Oxidative stress is an imbalance in the levels of oxidant and antioxidant substances, due to an excess production of reactive oxygen species (ROS), or the failure of the cell’s antioxidant systems to act. ROS include superoxide anion (O2–), hydrogen peroxide (H2O2), hydroxyl radical (OH-) and nitric oxide (NO-).
The spermatozoon is able to generate ROS physiologically and their role is essential in regulating sperm functionality. In particular, both superoxide anion and nitric oxide regulate motility, viability and capacitation (see ‘The sperm’s journey to fertilisation II’). Nitric oxide is also involved in the acrosomal reaction, chemotaxis and the attachment of the sperm to the oocyte.
In mammalian spermatozoa, the main source of ROS generation is considered to be through the enzyme NADPH oxidase (NOX), which produces superoxide anion. The superoxide anion reacts, spontaneously or via enzymes, and is transformed into hydrogen peroxide (H2O2), which has a high oxidative capacity and can act far from the point of origin.

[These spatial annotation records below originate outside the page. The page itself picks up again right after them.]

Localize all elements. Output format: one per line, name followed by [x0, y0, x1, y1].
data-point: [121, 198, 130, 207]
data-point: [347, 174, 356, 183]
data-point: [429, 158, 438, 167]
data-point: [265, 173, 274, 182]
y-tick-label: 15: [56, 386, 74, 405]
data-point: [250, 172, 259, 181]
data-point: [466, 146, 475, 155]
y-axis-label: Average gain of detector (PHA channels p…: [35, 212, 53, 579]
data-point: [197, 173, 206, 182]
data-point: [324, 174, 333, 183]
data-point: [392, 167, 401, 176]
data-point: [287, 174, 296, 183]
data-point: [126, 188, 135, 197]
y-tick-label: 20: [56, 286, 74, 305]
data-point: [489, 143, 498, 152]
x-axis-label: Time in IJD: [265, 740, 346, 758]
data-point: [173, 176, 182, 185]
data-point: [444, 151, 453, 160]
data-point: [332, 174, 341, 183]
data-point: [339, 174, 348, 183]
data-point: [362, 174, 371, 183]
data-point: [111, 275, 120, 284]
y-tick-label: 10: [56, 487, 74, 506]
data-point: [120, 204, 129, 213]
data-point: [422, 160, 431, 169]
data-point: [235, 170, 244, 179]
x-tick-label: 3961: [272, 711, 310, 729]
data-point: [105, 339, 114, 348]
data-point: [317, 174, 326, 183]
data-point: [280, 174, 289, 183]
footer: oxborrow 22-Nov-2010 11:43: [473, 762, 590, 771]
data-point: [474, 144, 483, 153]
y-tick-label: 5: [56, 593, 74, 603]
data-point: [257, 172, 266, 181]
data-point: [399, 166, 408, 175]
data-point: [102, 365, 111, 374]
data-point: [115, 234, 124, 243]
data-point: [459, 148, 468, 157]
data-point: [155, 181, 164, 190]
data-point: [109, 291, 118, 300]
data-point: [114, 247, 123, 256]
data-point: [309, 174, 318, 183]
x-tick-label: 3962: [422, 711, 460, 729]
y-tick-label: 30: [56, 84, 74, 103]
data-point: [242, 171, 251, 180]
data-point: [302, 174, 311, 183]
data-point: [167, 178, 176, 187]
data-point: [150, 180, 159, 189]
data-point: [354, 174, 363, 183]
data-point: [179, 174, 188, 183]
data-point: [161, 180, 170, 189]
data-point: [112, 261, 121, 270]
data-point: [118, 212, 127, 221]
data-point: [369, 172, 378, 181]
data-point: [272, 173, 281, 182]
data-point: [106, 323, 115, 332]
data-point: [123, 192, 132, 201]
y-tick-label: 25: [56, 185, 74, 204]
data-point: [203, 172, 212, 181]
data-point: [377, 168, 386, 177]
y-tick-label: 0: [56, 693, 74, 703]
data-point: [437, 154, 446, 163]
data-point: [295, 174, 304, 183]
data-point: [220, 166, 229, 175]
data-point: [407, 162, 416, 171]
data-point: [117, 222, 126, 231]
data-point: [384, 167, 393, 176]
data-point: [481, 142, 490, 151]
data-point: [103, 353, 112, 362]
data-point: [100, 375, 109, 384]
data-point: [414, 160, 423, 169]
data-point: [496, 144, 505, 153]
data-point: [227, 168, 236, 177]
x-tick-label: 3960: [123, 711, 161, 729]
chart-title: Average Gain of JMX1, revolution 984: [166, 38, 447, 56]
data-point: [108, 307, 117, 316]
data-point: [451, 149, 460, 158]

However, excess ROS have a detrimental effect on spermatozoa (Figure 1) and can negatively affect sperm motility, cause membrane damage (lipid peroxidation of their fatty acids), produce alterations in DNA, and have also been linked to the process of programmed cell death (apoptosis), causing infertility. Factors that lead to excessive production of ROS can be environmental changes, inadequate nutrition, medication, infections, inflammatory processes, etc…
To maintain balance and prevent oxidative stress, seminal plasma has antioxidant defence mechanisms, as this function is very limited in the sperm cell. On the one hand, it contains enzymes capable of eliminating ROS, such as catalase, superoxide dismutase, glutathione peroxidase and glutathione reductase, and on the other hand, various non-enzymatic antioxidant molecules, such as glutathione and vitamins C and E, which can directly neutralise ROS.
Since the components of seminal plasma are diluted at the time of preparation of seminal doses, our diluents contain antioxidant substances capable of compensating for this loss, ensuring the control of oxidative stress and, therefore, maintaining sperm functionality during the storage time.
Figure 1. Physiological and harmful effects of ROS on sperm functionality. Image modified from Kothari et al. (2010).
Bibliography:
Awda B.J., Mackenzie-Bell M., Buhr M.M. (2009). “Reactive oxygen species and boar sperm function.” Biol Reprod. Sep;81(3):553-61. PMID: 19357363.
Bedard, K. and K. H. Krause (2007). “The NOX family of ROS-generating NADPH oxidases: physiology and pathophysiology.” Physiol Rev 87(1): 245-313.
Dutta, S., A. Majzoub and A. Agarwal (2019). “Oxidative stress and sperm function: A systematic review on evaluation and management.” Arab J Urol 17(2): 87-97.
Kothari, S., A. Thompson, A. Agarwal and S. S. du Plessis (2010). “Free radicals: their beneficial and detrimental effects on sperm function.” Indian J Exp Biol 48(5): 425-435.